Les chiites duodécimains (qui reconnaissent les douze Imams) sont majoritaires en Irak, à Bahreïn, dans la province pétrolière saoudienne du Hasa et ils sont la majorité relative au Liban. Un dénominateur commun de ces communautés était d’être dominées politiquement par des régimes sunnites autoritaires (ottoman, puis dans chaque pays arabe) et socialement (les chiites étaient massivement représentés au bas de l’échelle sociale). Au Liban, bien que majorité relative, les chiites avaient été largement tenus à l’écart des accords entre maronites, druzes et sunnites. Cela explique l’adhésion massive des chiites à des partis de la gauche laïque dans les années 1930-1960. Le processus d’émancipation des chiites du monde arabe sous la direction du clergé a débuté à partir des années 1950, notamment au Liban (avec l’action de Moussa al-Sadr) et en Irak (grâce à la renaissance intellectuelle menée par l’ayatollah Muahmmad Baqer al-Sadr, exécuté par le régime de Saddam Hussein en 1980). On aurait pu croire que les islamismes chiite et sunnite allaient se rejoindre au moment de la révolution islamique en Iran. Il y eut bien une courte période, en 1978-1980, durant laquelle les Frères musulmans se félicitaient de la victoire de la révolution en Iran.

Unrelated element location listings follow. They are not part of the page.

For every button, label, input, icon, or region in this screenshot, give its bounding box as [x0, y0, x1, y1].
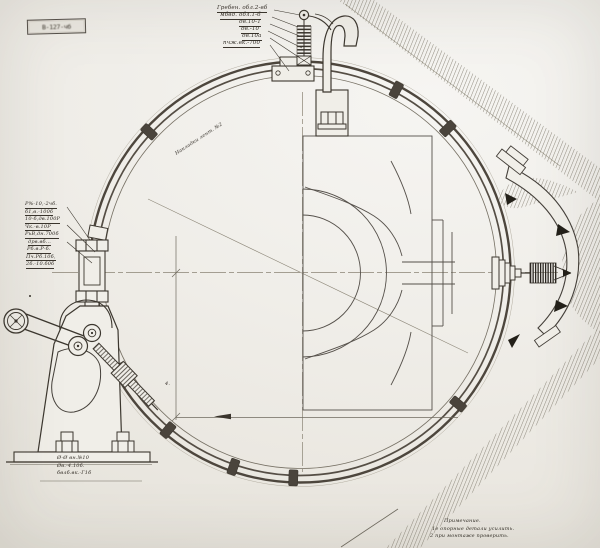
handwritten-label: пчж.вк.-700 — [223, 41, 260, 48]
scanned-engineering-drawing: В-127-чб Гребен. обл.2-вб мбвд. обл.1-б … — [0, 0, 600, 548]
note-line: 1е опорные детали усилить. — [432, 527, 514, 532]
handwritten-label: 2б.-10.б0б — [26, 262, 54, 269]
handwritten-label: РьВ,дн.700б — [25, 232, 59, 239]
stamp-text: В-127-чб — [42, 22, 71, 31]
handwritten-label: Р%-10,-2чб. — [25, 202, 57, 209]
release-coil-spring — [530, 263, 556, 283]
note-line: Примечание. — [444, 519, 481, 524]
drum-hub-section — [303, 136, 456, 410]
hull-frame-hatching — [338, 0, 600, 548]
handwritten-label: Рб.в.Р-б. — [27, 247, 51, 254]
band-lugs — [109, 81, 467, 486]
gooseneck-bracket — [323, 16, 358, 92]
column-bolt — [318, 112, 346, 129]
handwritten-label: бвлб.вк.-Г1б — [57, 471, 91, 476]
drawing-canvas — [0, 0, 600, 548]
note-line: 2 при монтаже проверить. — [430, 534, 509, 539]
washer-cone — [492, 257, 521, 289]
handwritten-label: 10-б,дв.100Р — [25, 217, 60, 224]
band-mount-plate — [272, 66, 314, 81]
handwritten-label: Ø-Ø вн.№10 — [57, 456, 89, 461]
drawing-number-stamp: В-127-чб — [27, 18, 86, 35]
dimension-mark: 4. — [165, 382, 170, 387]
handwritten-label: Øв.-4.10б. — [57, 464, 85, 469]
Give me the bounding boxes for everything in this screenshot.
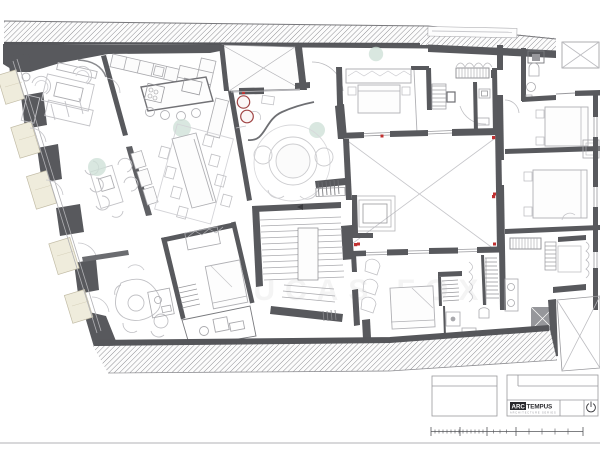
svg-text:ARC: ARC <box>512 404 526 411</box>
svg-text:ARCHITECTURE SERIES: ARCHITECTURE SERIES <box>510 412 557 415</box>
svg-text:TEMPUS: TEMPUS <box>527 404 553 411</box>
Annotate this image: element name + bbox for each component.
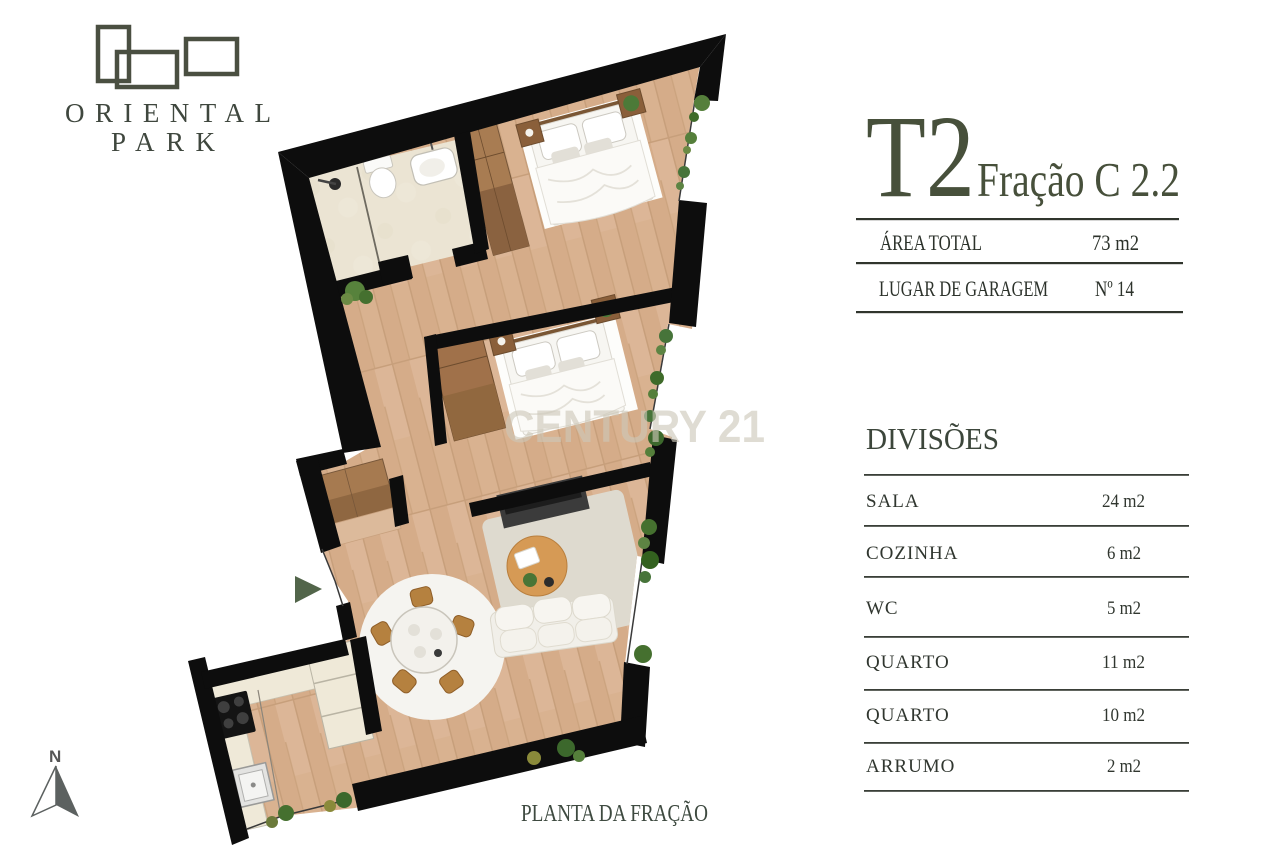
svg-text:24 m2: 24 m2	[1102, 491, 1145, 512]
svg-text:5 m2: 5 m2	[1107, 598, 1141, 619]
svg-text:LUGAR DE GARAGEM: LUGAR DE GARAGEM	[879, 276, 1048, 301]
svg-text:Fração C 2.2: Fração C 2.2	[977, 152, 1180, 207]
svg-text:ÁREA TOTAL: ÁREA TOTAL	[880, 230, 982, 255]
svg-text:N: N	[49, 747, 61, 766]
svg-text:2 m2: 2 m2	[1107, 756, 1141, 777]
svg-text:Nº 14: Nº 14	[1095, 276, 1134, 301]
svg-text:WC: WC	[866, 598, 899, 619]
svg-text:ARRUMO: ARRUMO	[866, 756, 955, 777]
svg-text:CENTURY 21: CENTURY 21	[504, 401, 765, 452]
svg-text:DIVISÕES: DIVISÕES	[866, 421, 999, 456]
svg-text:6 m2: 6 m2	[1107, 543, 1141, 564]
svg-text:QUARTO: QUARTO	[866, 652, 950, 673]
svg-text:T2: T2	[866, 92, 975, 223]
svg-text:COZINHA: COZINHA	[866, 543, 959, 564]
svg-text:73 m2: 73 m2	[1092, 230, 1139, 255]
svg-text:SALA: SALA	[866, 491, 920, 512]
svg-text:QUARTO: QUARTO	[866, 705, 950, 726]
svg-text:PLANTA DA FRAÇÃO: PLANTA DA FRAÇÃO	[521, 801, 708, 827]
svg-text:11 m2: 11 m2	[1102, 652, 1145, 673]
svg-text:10 m2: 10 m2	[1102, 705, 1145, 726]
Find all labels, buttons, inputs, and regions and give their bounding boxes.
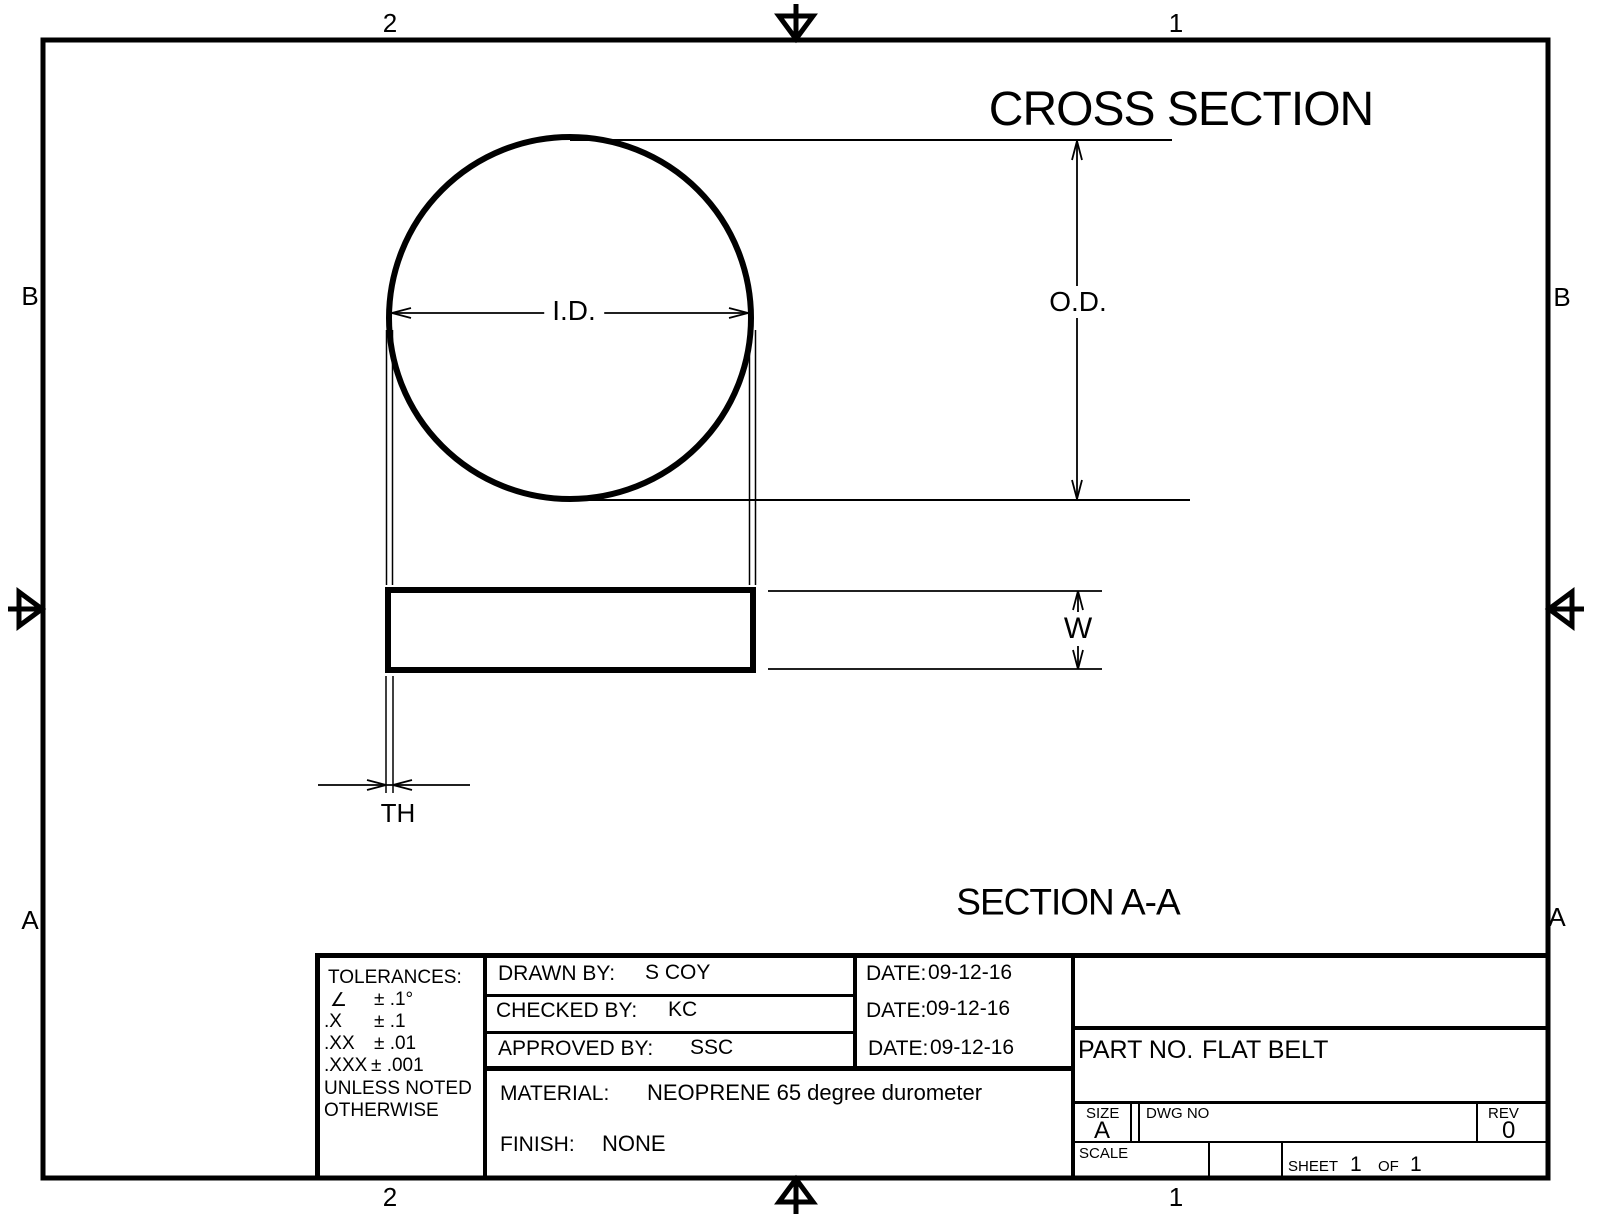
drawing-sheet: 2 1 2 1 B B A A CROSS SECTION SECTION A-… [0, 0, 1600, 1219]
title-block-v-rev-left [1476, 1103, 1478, 1141]
drawn-by-label: DRAWN BY: [498, 963, 615, 984]
od-dimension-label: O.D. [1041, 286, 1115, 318]
part-no-label: PART NO. [1078, 1038, 1193, 1063]
approved-by-label: APPROVED BY: [498, 1038, 653, 1059]
belt-section-rect [388, 590, 753, 670]
material-label: MATERIAL: [500, 1083, 609, 1104]
approved-by-value: SSC [690, 1037, 733, 1058]
view-title: CROSS SECTION [989, 86, 1373, 134]
centering-arrow-left-icon [8, 592, 42, 626]
title-block-v-dwg-left [1138, 1103, 1140, 1141]
dwg-no-label: DWG NO [1146, 1106, 1209, 1121]
sheet-label: SHEET [1288, 1159, 1338, 1174]
checked-by-value: KC [668, 999, 697, 1020]
title-block-left-border [315, 953, 320, 1178]
zone-label-right-b: B [1553, 284, 1570, 310]
zone-label-left-a: A [21, 907, 38, 933]
title-block-h-scale-top [1075, 1141, 1548, 1143]
w-dimension-label: W [1056, 612, 1100, 646]
zone-label-left-b: B [21, 283, 38, 309]
tolerances-note-line2: OTHERWISE [324, 1101, 439, 1120]
zone-label-bottom-1: 1 [1169, 1184, 1183, 1210]
section-label: SECTION A-A [956, 884, 1179, 921]
sheet-border [43, 40, 1548, 1178]
finish-label: FINISH: [500, 1134, 575, 1155]
scale-label: SCALE [1079, 1146, 1128, 1161]
zone-label-top-2: 2 [383, 10, 397, 36]
drawn-date-label: DATE: [866, 963, 926, 984]
angle-tolerance-value: ± .1° [374, 990, 413, 1009]
approved-date-value: 09-12-16 [930, 1037, 1014, 1058]
tol-xx-value: ± .01 [374, 1034, 416, 1053]
th-extension-lines [386, 676, 393, 793]
w-extension-lines [768, 591, 1102, 669]
checked-date-label: DATE: [866, 1000, 926, 1021]
centering-arrow-right-icon [1549, 592, 1584, 626]
centering-arrow-bottom-icon [779, 1179, 813, 1214]
sheet-page-number: 1 [1350, 1154, 1362, 1175]
title-block-v-sheet-left [1281, 1143, 1283, 1176]
sheet-of-label: OF [1378, 1159, 1399, 1174]
title-block-v-date-col [853, 953, 857, 1069]
title-block-v-size-right [1130, 1103, 1132, 1141]
material-value: NEOPRENE 65 degree durometer [647, 1082, 982, 1104]
drawn-date-value: 09-12-16 [928, 962, 1012, 983]
tolerances-note-line1: UNLESS NOTED [324, 1079, 472, 1098]
zone-label-right-a: A [1548, 904, 1565, 930]
zone-label-bottom-2: 2 [383, 1184, 397, 1210]
drawing-geometry [0, 0, 1600, 1219]
checked-date-value: 09-12-16 [926, 998, 1010, 1019]
checked-by-label: CHECKED BY: [496, 1000, 637, 1021]
th-dimension-label: TH [381, 800, 416, 826]
title-block-h-row2 [487, 1031, 853, 1034]
centering-arrow-top-icon [779, 4, 813, 39]
title-block-top-border [315, 953, 1550, 958]
title-block-h-partno-top [1075, 1026, 1548, 1030]
tol-x-value: ± .1 [374, 1012, 406, 1031]
title-block-v-right-col [1071, 953, 1075, 1178]
tol-xxx-value: ± .001 [371, 1056, 424, 1075]
title-block-h-row3 [487, 1066, 1071, 1071]
title-block-v-scale-right [1208, 1143, 1210, 1176]
size-value: A [1094, 1119, 1110, 1143]
tol-xx-label: .XX [324, 1034, 355, 1053]
finish-value: NONE [602, 1133, 666, 1155]
title-block-h-row1 [487, 994, 853, 997]
approved-date-label: DATE: [868, 1038, 928, 1059]
tol-x-label: .X [324, 1012, 342, 1031]
tol-xxx-label: .XXX [324, 1056, 367, 1075]
side-extension-lines [387, 330, 756, 585]
zone-label-top-1: 1 [1169, 10, 1183, 36]
sheet-total-number: 1 [1410, 1154, 1422, 1175]
part-no-value: FLAT BELT [1202, 1038, 1328, 1063]
id-dimension-label: I.D. [544, 295, 604, 327]
tolerances-header: TOLERANCES: [328, 968, 462, 987]
rev-value: 0 [1502, 1119, 1515, 1143]
drawn-by-value: S COY [645, 962, 710, 983]
angle-tolerance-icon: ∠ [330, 991, 347, 1010]
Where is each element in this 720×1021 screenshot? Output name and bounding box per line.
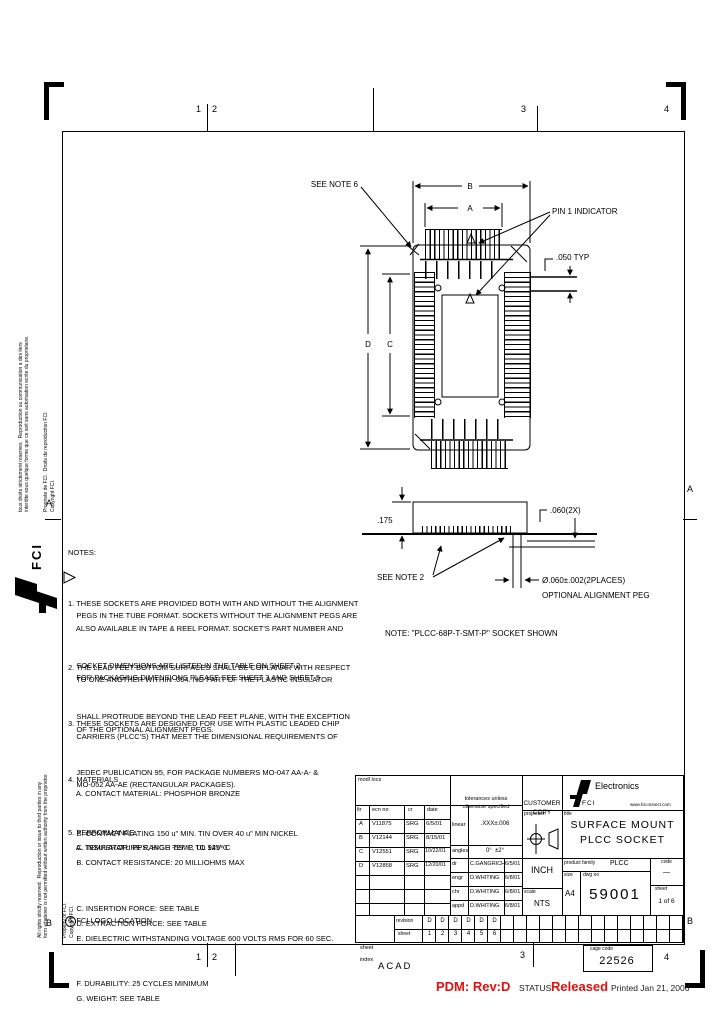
scale-label: scale bbox=[524, 890, 536, 896]
zone-left-b: B bbox=[46, 918, 52, 928]
note-6-circle-icon bbox=[65, 916, 76, 927]
plcc-side-view: .175 .060(2X) SEE NOTE 2 Ø.060±.002(2PLA… bbox=[355, 475, 690, 650]
title-label: title bbox=[564, 812, 572, 818]
zone-top-2: 2 bbox=[212, 104, 217, 114]
pin-scallops-top bbox=[425, 261, 502, 279]
code-label: code bbox=[650, 860, 683, 866]
tolerance-heading: tolerances unlessotherwise specified bbox=[452, 779, 520, 819]
size-label: size bbox=[564, 873, 573, 879]
product-family-label: product family bbox=[564, 861, 595, 867]
rev-row: 6/5/01 bbox=[426, 821, 442, 827]
pdm-rev-label: PDM: Rev:D bbox=[436, 980, 510, 994]
acad-label: ACAD bbox=[378, 962, 412, 972]
dim-label-optional-peg: OPTIONAL ALIGNMENT PEG bbox=[542, 591, 650, 600]
side-view-caption: NOTE: "PLCC-68P-T-SMT-P" SOCKET SHOWN bbox=[385, 629, 558, 638]
rev-row: SRG bbox=[406, 863, 419, 869]
trim-mark-tl bbox=[44, 82, 49, 120]
fci-side-logo: FCI bbox=[10, 523, 62, 615]
index-rev-cell: D bbox=[462, 918, 475, 925]
pin-scallops-bottom bbox=[431, 419, 508, 439]
zone-top-1: 1 bbox=[196, 104, 201, 114]
linear-label: linear bbox=[452, 822, 465, 828]
dwg-no-value: 59001 bbox=[580, 887, 650, 904]
rev-row: C bbox=[359, 849, 363, 855]
brand-abbr: FCI bbox=[582, 800, 595, 807]
cage-code-value: 22526 bbox=[584, 955, 650, 967]
approval-date: 6/8/01 bbox=[505, 889, 520, 895]
notes-heading: NOTES: bbox=[68, 549, 96, 557]
dim-label-peg-dia: Ø.060±.002(2PLACES) bbox=[542, 576, 625, 585]
index-rev-cell: D bbox=[436, 918, 449, 925]
zone-tick bbox=[537, 106, 538, 131]
rev-row: SRG bbox=[406, 835, 419, 841]
approval-role: dr bbox=[452, 861, 457, 867]
index-rev-cell: D bbox=[488, 918, 501, 925]
index-sheet-cell: 2 bbox=[436, 931, 449, 938]
rev-row: A bbox=[359, 821, 363, 827]
projection-label: projection bbox=[524, 812, 546, 818]
linear-value: .XXX±.006 bbox=[469, 821, 521, 828]
approval-role: chr bbox=[452, 889, 460, 895]
dim-label-050-typ: .050 TYP bbox=[556, 253, 589, 262]
index-sheet-cell: 4 bbox=[462, 931, 475, 938]
customer-copy-label: CUSTOMERCOPY bbox=[523, 781, 561, 826]
approval-name: D.WHITING bbox=[470, 889, 499, 895]
copyright-text-fr: tous droits strictement reserves. Reprod… bbox=[5, 140, 63, 512]
status-value: Released bbox=[551, 980, 608, 994]
trim-mark-br bbox=[700, 950, 705, 986]
index-sheet-label: sheet bbox=[398, 932, 410, 938]
drawing-sheet: { "zones": {"t1":"1","t2":"2","t3":"3","… bbox=[0, 0, 720, 1012]
projection-symbol-icon bbox=[522, 822, 562, 856]
pin-comb-side bbox=[422, 526, 512, 535]
index-sheet-cell: 6 bbox=[488, 931, 501, 938]
rev-row: V12144 bbox=[372, 835, 392, 841]
approval-date: 6/8/01 bbox=[505, 903, 520, 909]
fci-logo-text: FCI bbox=[29, 543, 44, 570]
approval-date: 6/8/01 bbox=[505, 875, 520, 881]
rev-row: D bbox=[359, 863, 363, 869]
trim-mark-bl bbox=[49, 983, 69, 988]
rev-row: 10/22/01 bbox=[425, 849, 446, 855]
approval-role: engr bbox=[452, 875, 463, 881]
printed-date: Printed Jan 21, 2006 bbox=[611, 984, 689, 993]
trim-mark-tr bbox=[681, 82, 686, 120]
zone-bottom-4: 4 bbox=[664, 952, 669, 962]
dwg-no-label: dwg no bbox=[583, 873, 599, 879]
rev-row: V11875 bbox=[372, 821, 392, 827]
sheet-index-label: sheetindex bbox=[360, 918, 373, 978]
angles-label: angles bbox=[452, 848, 468, 854]
product-family-value: PLCC bbox=[610, 860, 629, 868]
index-sheet-cell: 1 bbox=[423, 931, 436, 938]
rev-row: SRG bbox=[406, 849, 419, 855]
mod-locs-label: modl locs bbox=[358, 777, 381, 783]
dim-label-060-2x: .060(2X) bbox=[550, 506, 581, 515]
socket-cavity bbox=[442, 295, 498, 397]
zone-top-3: 3 bbox=[521, 104, 526, 114]
zone-bottom-3: 3 bbox=[520, 950, 525, 960]
dim-label-c: C bbox=[387, 340, 393, 349]
dim-label-see-note-2: SEE NOTE 2 bbox=[377, 573, 425, 582]
index-sheet-cell: 3 bbox=[449, 931, 462, 938]
zone-left-a: A bbox=[46, 498, 52, 508]
units-label: INCH bbox=[522, 866, 562, 876]
dim-label-b: B bbox=[467, 182, 472, 191]
pin-comb-top bbox=[425, 229, 502, 260]
index-rev-cell: D bbox=[449, 918, 462, 925]
rev-row: B bbox=[359, 835, 363, 841]
rev-row: V12858 bbox=[372, 863, 392, 869]
fci-logo-icon bbox=[13, 575, 59, 615]
note-6: 6. FCI LOGO LOCATION bbox=[68, 917, 152, 925]
approval-name: D.WHITING bbox=[470, 875, 499, 881]
approval-name: D.WHITING bbox=[470, 903, 499, 909]
approval-date: 6/5/01 bbox=[505, 861, 520, 867]
status-label: STATUS: bbox=[519, 984, 554, 993]
rev-col-ltr: ltr bbox=[357, 807, 362, 813]
brand-site: www.fciconnect.com bbox=[630, 803, 671, 808]
rev-col-ecn: ecn no bbox=[372, 807, 389, 813]
rev-row: SRG bbox=[406, 821, 419, 827]
trim-mark-tl bbox=[44, 82, 64, 87]
zone-tick bbox=[45, 519, 61, 520]
brand-name: Electronics bbox=[595, 782, 639, 792]
approval-name: C.GANGRICH bbox=[470, 861, 505, 867]
code-value: — bbox=[650, 869, 683, 877]
rev-row: V12551 bbox=[372, 849, 392, 855]
rev-row: 12/20/01 bbox=[425, 863, 446, 869]
dim-label-pin1-indicator: PIN 1 INDICATOR bbox=[552, 207, 618, 216]
note-1-flag-icon bbox=[63, 571, 76, 584]
rev-col-cr: cr bbox=[408, 807, 413, 813]
sheet-value: 1 of 6 bbox=[650, 898, 683, 905]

Mais, très vite, les réflexes confessionnels prirent le dessus. Le soutien de Téhéran au régime de Hafez al-Assad au moment où celui-ci réprimait dans le sang les Frères musulmans en 1982 acheva de mettre les protagonistes en positions d’ennemis. Aujourd’hui, le Hezbollah libanais combat Jabhat al-Nosra directement sur le territoire syrien. Le mouvement d’émancipation des communautés chiites a été perçu comme une menace par les sunnites, tous acteurs confondus. Ce qui était normal pour des régimes autoritaires effectivement menacés par des mouvements citoyens est plus difficile à comprendre en ce qui concerne les autres acteurs sunnites, religieux ou non. Les Etats en place n’ont pas été capables d’accueillir ce mouvement d’émancipation chiite sur une base citoyenne. Ces Etats, héritiers des institutions fondées à la période mandataire, portent une responsabilité majeure dans la confessionnalisation actuelle. Livrés aux stratégies des ‘asabiyya (les solidarités familiales, tribales et de clan), ils ont emprisonné les différents acteurs dans des processus communautaires mortifères. 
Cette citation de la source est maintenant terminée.